Bruce Goldfarb: And then in terms of the merger with Informa Tech, are you getting any inbound inquiries from Informa Tech customers regarding working with TechTarget?

Mike Cotoia: No, we haven’t got any inbound Informa Tech customers inbound to us on this. I mean, we’re working right now, as we mentioned in the shareholder letter, and I think Greg’s introduction, yes, we’re really happy with the progress that we’ve made. We have really strong conviction on the timing of this. We’re focused on our business as usual but also making sure that we’re ready for the combination, which we are still scheduled to have complete in the second half of 2024. But we haven’t heard directly from Informa Tech customers reaching out to us.

Bruce Goldfarb: And then I saw like you weren’t active on buyback during the quarter.

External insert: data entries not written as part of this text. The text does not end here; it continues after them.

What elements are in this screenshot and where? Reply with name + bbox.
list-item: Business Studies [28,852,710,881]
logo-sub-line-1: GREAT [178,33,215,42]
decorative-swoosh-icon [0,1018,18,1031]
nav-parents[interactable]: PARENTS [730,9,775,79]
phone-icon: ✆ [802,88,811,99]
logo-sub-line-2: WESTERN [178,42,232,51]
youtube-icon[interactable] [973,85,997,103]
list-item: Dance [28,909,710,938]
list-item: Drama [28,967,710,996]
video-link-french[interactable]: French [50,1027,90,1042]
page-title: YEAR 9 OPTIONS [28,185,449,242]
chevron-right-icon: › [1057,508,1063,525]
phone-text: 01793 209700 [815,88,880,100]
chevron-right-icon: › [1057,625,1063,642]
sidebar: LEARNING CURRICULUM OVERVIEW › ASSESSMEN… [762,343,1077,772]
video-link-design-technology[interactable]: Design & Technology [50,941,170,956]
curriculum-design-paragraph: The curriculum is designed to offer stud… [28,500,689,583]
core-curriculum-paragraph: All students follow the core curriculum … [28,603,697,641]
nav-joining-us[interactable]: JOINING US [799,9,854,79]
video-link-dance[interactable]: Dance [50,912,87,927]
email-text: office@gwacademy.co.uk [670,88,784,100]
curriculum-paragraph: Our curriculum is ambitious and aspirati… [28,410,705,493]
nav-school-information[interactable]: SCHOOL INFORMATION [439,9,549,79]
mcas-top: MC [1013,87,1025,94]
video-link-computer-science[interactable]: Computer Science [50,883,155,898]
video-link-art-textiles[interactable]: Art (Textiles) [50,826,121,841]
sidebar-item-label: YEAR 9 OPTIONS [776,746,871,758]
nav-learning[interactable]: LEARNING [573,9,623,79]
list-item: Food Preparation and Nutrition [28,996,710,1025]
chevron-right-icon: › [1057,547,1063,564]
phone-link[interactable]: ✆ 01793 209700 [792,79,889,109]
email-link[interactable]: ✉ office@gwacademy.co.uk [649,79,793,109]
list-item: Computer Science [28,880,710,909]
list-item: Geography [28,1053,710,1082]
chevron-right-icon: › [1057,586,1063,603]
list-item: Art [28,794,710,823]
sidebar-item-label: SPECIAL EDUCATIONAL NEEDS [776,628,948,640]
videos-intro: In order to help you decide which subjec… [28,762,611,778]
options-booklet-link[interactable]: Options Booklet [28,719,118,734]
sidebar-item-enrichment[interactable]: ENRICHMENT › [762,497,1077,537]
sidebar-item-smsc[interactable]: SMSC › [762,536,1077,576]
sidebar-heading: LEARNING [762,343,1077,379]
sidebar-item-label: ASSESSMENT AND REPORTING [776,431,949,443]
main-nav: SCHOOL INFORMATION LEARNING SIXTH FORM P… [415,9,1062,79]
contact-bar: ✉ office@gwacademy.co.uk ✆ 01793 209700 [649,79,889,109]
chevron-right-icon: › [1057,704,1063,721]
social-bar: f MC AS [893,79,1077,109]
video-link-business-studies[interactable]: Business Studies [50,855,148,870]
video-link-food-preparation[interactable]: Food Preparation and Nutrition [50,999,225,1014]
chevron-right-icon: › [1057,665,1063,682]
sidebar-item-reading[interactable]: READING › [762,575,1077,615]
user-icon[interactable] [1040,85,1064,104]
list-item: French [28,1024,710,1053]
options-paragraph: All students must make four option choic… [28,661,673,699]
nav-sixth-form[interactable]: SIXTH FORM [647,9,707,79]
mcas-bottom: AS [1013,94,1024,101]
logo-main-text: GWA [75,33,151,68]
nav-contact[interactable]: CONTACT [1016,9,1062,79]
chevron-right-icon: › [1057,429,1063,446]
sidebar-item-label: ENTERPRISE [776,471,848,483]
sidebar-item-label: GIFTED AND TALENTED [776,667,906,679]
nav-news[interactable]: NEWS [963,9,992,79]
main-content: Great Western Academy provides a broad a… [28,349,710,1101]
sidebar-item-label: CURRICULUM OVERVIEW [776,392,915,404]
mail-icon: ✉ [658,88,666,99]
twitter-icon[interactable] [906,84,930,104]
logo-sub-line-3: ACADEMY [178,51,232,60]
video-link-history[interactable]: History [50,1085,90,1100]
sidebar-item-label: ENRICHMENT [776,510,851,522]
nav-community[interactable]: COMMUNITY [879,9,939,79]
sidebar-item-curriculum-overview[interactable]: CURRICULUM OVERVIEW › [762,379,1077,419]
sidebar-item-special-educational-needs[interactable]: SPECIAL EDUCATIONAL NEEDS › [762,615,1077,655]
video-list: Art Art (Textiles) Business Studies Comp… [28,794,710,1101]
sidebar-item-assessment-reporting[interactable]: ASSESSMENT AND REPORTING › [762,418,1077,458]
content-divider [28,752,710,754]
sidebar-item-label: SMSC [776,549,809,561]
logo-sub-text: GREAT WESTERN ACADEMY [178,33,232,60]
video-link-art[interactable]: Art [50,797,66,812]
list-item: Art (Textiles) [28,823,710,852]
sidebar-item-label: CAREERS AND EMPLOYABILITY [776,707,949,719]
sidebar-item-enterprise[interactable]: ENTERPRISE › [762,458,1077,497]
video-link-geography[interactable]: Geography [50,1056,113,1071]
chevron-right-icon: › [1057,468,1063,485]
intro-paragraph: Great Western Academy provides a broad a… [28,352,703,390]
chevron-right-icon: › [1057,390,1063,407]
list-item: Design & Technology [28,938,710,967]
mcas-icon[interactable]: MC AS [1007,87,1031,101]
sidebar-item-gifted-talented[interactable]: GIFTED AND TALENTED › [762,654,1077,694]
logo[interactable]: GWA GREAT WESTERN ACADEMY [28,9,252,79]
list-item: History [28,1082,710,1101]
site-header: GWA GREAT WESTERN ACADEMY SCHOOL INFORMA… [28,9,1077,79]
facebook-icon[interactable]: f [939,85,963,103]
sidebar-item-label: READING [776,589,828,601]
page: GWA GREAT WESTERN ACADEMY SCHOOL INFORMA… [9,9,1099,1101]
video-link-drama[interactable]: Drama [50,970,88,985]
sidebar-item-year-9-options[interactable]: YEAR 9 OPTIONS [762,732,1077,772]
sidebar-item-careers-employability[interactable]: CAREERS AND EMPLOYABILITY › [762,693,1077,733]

Are you likely quiet until after the Informa Tech transaction closes?

Mike Cotoia: Yes. I think we’re going to be pretty quiet. Yes, we’re going to be pretty quiet on that. I think that is, [indiscernible] November 2024 anyway.

Bruce Goldfarb: Great, so it’s coming up anyway. Congrats on the results.

Mike Cotoia: Thank you.

Operator: There are no additional questions waiting at this time. I would like to pass the conference back over to the management team for closing remarks.

Mike Cotoia: No other questions? No closing remarks. We appreciate everybody joining and talk to you next quarter.

Greg Strakosch: Thank you, everyone.

Operator: That concludes the TechTarget reports first quarter 2024 conference call and webcast. Thank you for your participation, and enjoy the rest of your day.